A University of Wisconsin chancellor is getting pounded for paying adult film legend Nina Hartley $5,000 to give a speech on campus about pornography.
The “My Bare Lady” actress assured students during her 90-minute talk on Nov. 1 that it’s “OK to like porn” and discussed her decades-long career in the adult film industry.
Hartley was paid for her appearance by University of Wisconsin-La Crosse Chancellor Joe Gow, who cut a check from his discretionary fund — drawing ire from school officials.
School president Ray Cross sent a letter a week after her talk reprimanding Gow for using bad judgment and threatening that the stunt could cost him a raise next month, WISC-TV reported.
Cross said he would launch an audit into Gow’s discretionary spending, adding that Hartley’s appearance might put school funding in jeopardy.
“Therefore, you are being reprimanded for exercising poor judgment and for a lack of responsible oversight with respect to the use of state funds,” Cross wrote in his letter.
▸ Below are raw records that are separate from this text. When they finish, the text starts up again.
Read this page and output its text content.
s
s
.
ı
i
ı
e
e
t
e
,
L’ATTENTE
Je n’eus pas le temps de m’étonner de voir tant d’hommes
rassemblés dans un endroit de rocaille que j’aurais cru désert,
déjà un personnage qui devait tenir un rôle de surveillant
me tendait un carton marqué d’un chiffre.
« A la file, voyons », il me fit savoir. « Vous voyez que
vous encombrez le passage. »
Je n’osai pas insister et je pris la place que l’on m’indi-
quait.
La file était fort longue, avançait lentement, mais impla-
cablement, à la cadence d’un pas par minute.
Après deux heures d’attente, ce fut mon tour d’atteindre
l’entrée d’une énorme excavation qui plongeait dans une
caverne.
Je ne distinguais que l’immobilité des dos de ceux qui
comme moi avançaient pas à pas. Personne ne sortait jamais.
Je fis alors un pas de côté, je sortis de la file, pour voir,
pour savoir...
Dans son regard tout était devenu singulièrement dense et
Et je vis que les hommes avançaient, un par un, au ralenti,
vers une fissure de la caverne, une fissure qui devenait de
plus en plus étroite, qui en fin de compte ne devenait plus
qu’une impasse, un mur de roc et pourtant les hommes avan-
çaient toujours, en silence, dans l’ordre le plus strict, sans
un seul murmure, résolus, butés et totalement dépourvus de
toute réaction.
Gow apologized — and promised to reimburse the $5,000 fee from his own money.
About 70 students went to see Hartley, a sex educator who appeared in more than a thousand X-rated movies — including several in the “Debbie Does” franchise, including “Debbie Does Wall Street” and “Debbie Duz Dishes” — in the 1980s and ‘90s. She also had a role in the 1997 movie “Boogie Nights.”
“The word ‘pornography’ has such a pejorative connotation — it’s been caught up in a lot of emotionally charged conversations,” she told the group, according to the La Crosse Tribune.
Hartley said she viewed porn as safe and consensual — but also a fantasy.
“I wouldn’t normally go to a barn on a Tuesday morning to have sex on a hay bale. It’s my job, and we’re professionals,” she said. “It’s OK to like porn. It’s OK to not like porn. And it’s OK to be confused by porn. You are where you are, and you are who you are.”
Gow told the Associated Press on Wednesday that he enlisted Hartley to speak on campus because he wanted someone with a “perspective very different from our own and someone who wouldn’t be hateful and target groups.”
He said he found Hartley through an online search for college speakers.
“She seemed like a person who had a life experience dramatically different than the rest of us,” Gow said.